Lost ways.
The Dixie Highway is a fairly important road in Louisville. If you're driving from Wisconsin, you will see roadsigns for the Dixie Highway in Chicago. You may be tempted to take them. Apparently around WWI, the dawn of automobile travel, there was an interest in getting from Canada to Florida and the Dixie Highway was the way to do it. Only it wasn't a monolithic route, the way we think of I-65 or whatever, it was a patchwork of roads that diverged and connected and eventually got you there. Seriously. Look it up. It's near impossible to trace. When I lived in SoCal and was coming back to Wisconsin via the long way, I was tempted to take the Pacific Coast Highway.

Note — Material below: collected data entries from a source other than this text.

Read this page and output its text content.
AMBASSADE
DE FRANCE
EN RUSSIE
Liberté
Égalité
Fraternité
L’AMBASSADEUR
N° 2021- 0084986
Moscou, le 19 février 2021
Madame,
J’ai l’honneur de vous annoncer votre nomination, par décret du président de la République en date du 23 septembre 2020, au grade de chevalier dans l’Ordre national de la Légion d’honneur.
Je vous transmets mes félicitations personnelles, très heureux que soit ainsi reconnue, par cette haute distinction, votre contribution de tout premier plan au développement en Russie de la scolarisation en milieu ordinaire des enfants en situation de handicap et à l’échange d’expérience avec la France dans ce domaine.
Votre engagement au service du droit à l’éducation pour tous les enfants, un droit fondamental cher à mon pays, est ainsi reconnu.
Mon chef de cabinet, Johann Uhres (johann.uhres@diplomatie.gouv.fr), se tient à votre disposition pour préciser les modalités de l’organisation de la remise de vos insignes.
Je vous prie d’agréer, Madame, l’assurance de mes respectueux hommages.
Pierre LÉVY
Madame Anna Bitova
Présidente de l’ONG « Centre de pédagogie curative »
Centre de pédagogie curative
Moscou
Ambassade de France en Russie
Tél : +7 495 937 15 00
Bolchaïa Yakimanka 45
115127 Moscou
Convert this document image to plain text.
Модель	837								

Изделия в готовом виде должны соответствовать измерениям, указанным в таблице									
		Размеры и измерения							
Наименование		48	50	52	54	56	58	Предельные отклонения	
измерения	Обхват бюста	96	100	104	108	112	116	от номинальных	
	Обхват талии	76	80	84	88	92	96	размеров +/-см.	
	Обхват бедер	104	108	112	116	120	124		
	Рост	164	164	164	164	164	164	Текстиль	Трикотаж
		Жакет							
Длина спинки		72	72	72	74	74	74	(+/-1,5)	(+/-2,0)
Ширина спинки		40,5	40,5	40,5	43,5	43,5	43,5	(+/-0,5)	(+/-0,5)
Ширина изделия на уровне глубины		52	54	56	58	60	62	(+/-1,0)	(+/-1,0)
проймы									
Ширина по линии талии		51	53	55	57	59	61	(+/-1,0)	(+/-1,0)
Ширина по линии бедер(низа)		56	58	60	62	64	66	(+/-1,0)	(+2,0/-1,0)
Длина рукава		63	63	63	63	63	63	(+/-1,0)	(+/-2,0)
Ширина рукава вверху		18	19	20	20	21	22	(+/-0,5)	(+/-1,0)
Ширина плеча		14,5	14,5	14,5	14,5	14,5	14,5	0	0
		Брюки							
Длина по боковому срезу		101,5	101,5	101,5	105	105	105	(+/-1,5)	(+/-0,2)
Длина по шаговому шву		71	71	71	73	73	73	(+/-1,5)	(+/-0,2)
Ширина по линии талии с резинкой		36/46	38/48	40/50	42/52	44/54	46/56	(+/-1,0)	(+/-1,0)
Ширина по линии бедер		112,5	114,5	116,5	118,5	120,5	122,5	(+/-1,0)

But then I realized how much faster I could barrel up the I-5. Or Route 66. It would've been out of the way, going from NW Wisconsin to San Diego, but if I had the time and money, it would be tempting. So now I wish I had the time and money to fart around on the road, getting around by these forgotten, almost abandoned ways.
The Dixie Highway is the hardest, because in the last few decades "Dixie" has become a dirty word like "retard." So a lot of places are taking down the old signs. But "Dixie" has nothing to do with slavery. It just meant the South. That the South had slavery was ain inconvenient coincidence.